Let $V$ be a vector space of dimension $0< n \in \mathbb{N}$ over a field $\mathbb{F}$, and let $A \in M_n(\mathbb{F})$.
Given that every $v \in V$ has a polynomial $f_v \in \mathbb{F}[x]$ such that $\langle f_v \rangle = \{p \in \mathbb{F}[x] \mid p(A)v=0\}$, prove that for all $v_1, v_2 \in V$ there is a $v_3 \in V$ such that $f_{v_3}=lcm(f_{v_1}, f_{v_2})$.
The solution uses the following facts (each of which I understand on its own), but I don't understand how they are used to form a solution:
- There is a one-to-one correspondence between $(V,T)$ (where $T$ is the linear transformation corresponding to $T$) and $(V, \cdot)$ as an $F[x]$-module, and therefore, by the fundamental theorem for finitely generated $R$-modules over a PID $R$ ($\mathbb{F}[x]$ in this case), there is an isomorphism: $$V \cong \mathbb{F}[x]/\langle a_1(x)\rangle\oplus\dots\oplus\mathbb{F}[x]/\langle a_k(x)\rangle$$ where $a_i(x)$ are the invariant factors.

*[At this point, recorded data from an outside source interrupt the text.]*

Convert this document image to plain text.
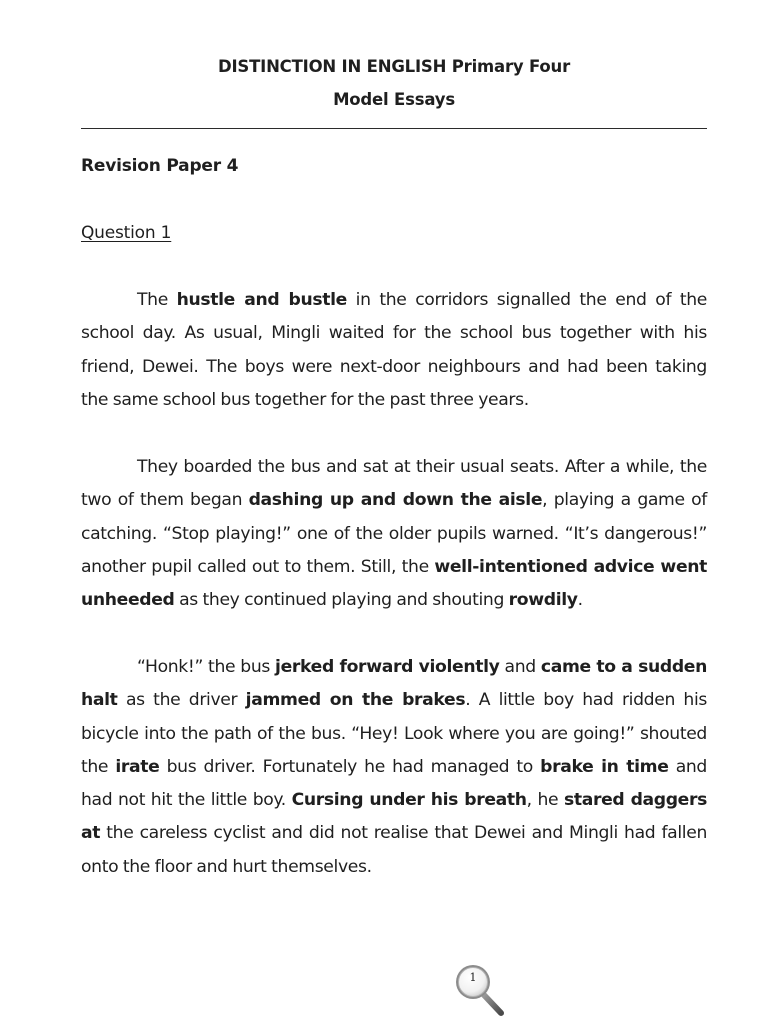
DISTINCTION IN ENGLISH Primary Four
Model Essays
Revision Paper 4
Question 1

The hustle and bustle in the corridors signalled the end of the school day. As usual, Mingli waited for the school bus together with his friend, Dewei. The boys were next-door neighbours and had been taking the same school bus together for the past three years.

They boarded the bus and sat at their usual seats. After a while, the two of them began dashing up and down the aisle, playing a game of catching. “Stop playing!” one of the older pupils warned. “It’s dangerous!” another pupil called out to them. Still, the well-intentioned advice went unheeded as they continued playing and shouting rowdily.

“Honk!” the bus jerked forward violently and came to a sudden halt as the driver jammed on the brakes. A little boy had ridden his bicycle into the path of the bus. “Hey! Look where you are going!” shouted the irate bus driver. Fortunately he had managed to brake in time and had not hit the little boy. Cursing under his breath, he stared daggers at the careless cyclist and did not realise that Dewei and Mingli had fallen onto the floor and hurt themselves.

1
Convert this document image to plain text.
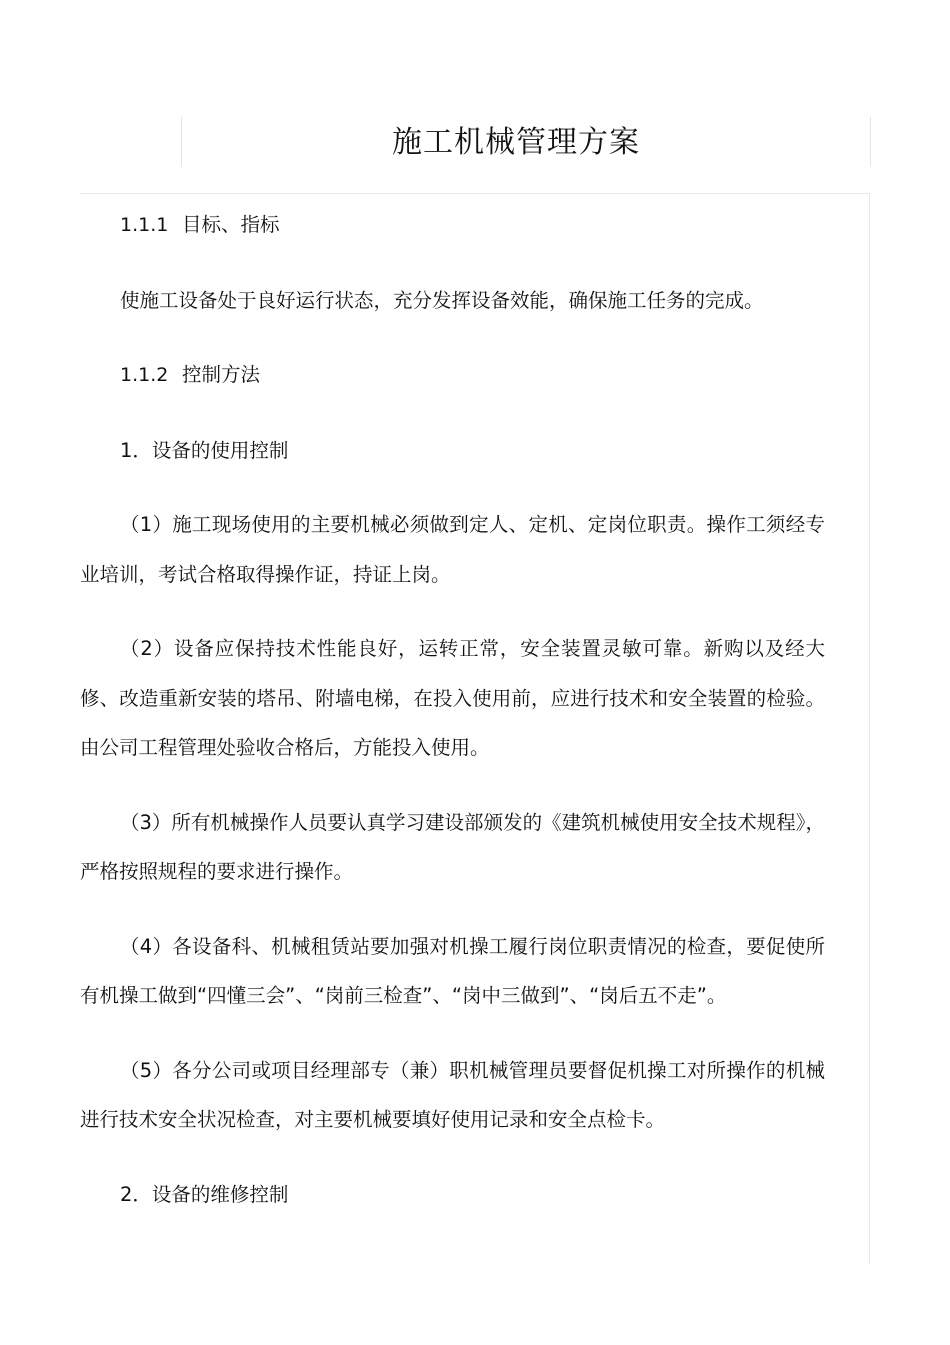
施工机械管理方案

1.1.1 目标、指标

使施工设备处于良好运行状态，充分发挥设备效能，确保施工任务的完成。

1.1.2 控制方法

1．设备的使用控制

（1）施工现场使用的主要机械必须做到定人、定机、定岗位职责。操作工须经专业培训，考试合格取得操作证，持证上岗。

（2）设备应保持技术性能良好，运转正常，安全装置灵敏可靠。新购以及经大修、改造重新安装的塔吊、附墙电梯，在投入使用前，应进行技术和安全装置的检验。由公司工程管理处验收合格后，方能投入使用。

（3）所有机械操作人员要认真学习建设部颁发的《建筑机械使用安全技术规程》，严格按照规程的要求进行操作。

（4）各设备科、机械租赁站要加强对机操工履行岗位职责情况的检查，要促使所有机操工做到“四懂三会”、“岗前三检查”、“岗中三做到”、“岗后五不走”。

（5）各分公司或项目经理部专（兼）职机械管理员要督促机操工对所操作的机械进行技术安全状况检查，对主要机械要填好使用记录和安全点检卡。

2．设备的维修控制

- Moving to the elementary factors, one can view the two vectors (if I understood correctly) as a vector of primary elements.
- The required vector is somehow defined using the primary factors for these two vectors.
Since I'm unable to see how these facts combine and lead to the solution, this is about as much of the sketch that I could figure out.
If someone is able to shed light on what the solution actually is and what I am missing to complete the full picture, I would very much appreciate it.